Rashomon
THE MASTERPIECE
We reassess the greatest films of all time, one film at a time
The bandit Tajōmaru (Toshiro Mifune) sets his sights on samurai Takehiro’s wife Masako (Machiko Kyo).
THE ULTIMATE STORY of he said, she said, he said and, er, he said, Rashomon is beyond a masterpiece. It is “the classic film statement of the relativism, the unknowability of truth”, according to critic Pauline Kael. Akira Kurosawa’s 1950 feature concerns the murder of a samurai in 11th-century Japan, the rape of his wife and the contrasting viewpoints of those involved. But it was a defiant battle on the part of the legendary auteur to secure his vision, with the odds against him.

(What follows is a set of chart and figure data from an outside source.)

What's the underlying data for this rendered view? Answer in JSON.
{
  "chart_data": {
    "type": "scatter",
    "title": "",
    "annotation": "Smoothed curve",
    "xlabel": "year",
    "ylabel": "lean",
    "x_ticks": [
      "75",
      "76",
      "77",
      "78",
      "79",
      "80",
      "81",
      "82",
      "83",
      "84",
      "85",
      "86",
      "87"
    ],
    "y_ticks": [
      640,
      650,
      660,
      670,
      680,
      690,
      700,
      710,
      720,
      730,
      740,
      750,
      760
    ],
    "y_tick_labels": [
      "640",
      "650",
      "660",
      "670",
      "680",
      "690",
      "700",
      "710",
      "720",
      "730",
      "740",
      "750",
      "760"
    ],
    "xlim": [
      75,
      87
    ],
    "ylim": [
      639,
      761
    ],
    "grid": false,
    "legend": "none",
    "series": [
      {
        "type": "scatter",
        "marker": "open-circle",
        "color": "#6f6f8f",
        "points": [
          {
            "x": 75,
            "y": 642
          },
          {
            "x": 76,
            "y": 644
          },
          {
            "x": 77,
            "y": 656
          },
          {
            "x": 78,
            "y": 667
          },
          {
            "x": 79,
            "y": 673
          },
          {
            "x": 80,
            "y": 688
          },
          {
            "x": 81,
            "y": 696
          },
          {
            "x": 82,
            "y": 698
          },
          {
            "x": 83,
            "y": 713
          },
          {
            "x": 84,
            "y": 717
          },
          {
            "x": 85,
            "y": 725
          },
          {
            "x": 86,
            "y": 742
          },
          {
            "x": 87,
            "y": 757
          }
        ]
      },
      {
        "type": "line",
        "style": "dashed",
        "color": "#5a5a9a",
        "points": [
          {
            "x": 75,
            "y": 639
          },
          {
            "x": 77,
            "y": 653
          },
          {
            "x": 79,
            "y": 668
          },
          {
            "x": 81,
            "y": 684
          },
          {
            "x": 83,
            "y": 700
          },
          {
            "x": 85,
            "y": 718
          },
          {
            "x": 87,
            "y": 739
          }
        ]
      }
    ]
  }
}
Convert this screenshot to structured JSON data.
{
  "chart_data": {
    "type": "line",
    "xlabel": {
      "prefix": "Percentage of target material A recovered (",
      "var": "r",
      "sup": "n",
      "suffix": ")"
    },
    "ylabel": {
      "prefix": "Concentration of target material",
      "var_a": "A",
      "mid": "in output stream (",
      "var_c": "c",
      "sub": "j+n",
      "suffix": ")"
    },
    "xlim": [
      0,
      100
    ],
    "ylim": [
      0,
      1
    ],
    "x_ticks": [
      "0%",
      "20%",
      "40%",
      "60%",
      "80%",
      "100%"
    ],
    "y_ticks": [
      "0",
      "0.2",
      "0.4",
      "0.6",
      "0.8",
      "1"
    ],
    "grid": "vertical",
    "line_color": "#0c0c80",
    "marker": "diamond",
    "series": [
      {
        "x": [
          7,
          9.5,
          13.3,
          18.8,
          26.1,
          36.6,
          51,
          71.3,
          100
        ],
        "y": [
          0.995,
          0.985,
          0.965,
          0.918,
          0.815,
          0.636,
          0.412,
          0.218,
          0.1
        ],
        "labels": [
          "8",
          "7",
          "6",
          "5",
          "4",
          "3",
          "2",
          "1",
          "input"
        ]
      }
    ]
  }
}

Disappointed by the end product of Scandal, his first 1950 release with Daiei Film studios, about the destructive force of the post-war tabloid press, Kurosawa came across a script by novice screenwriter Shinobu Hashimoto. Based on the short story In A Grove by Ryunosuke Akutagawa, it impressed the filmmaker — but there was something missing. So, Hashimoto and Kurosawa fused the central story and characters from the initial tale with tonal elements and the location of Rashomon, another of Akutagawa’s short stories, into a bold new script with sparse dialogue to present, said Kurosawa, “human beings — the kind who cannot survive without lies to make them feel they are better people than they really are.”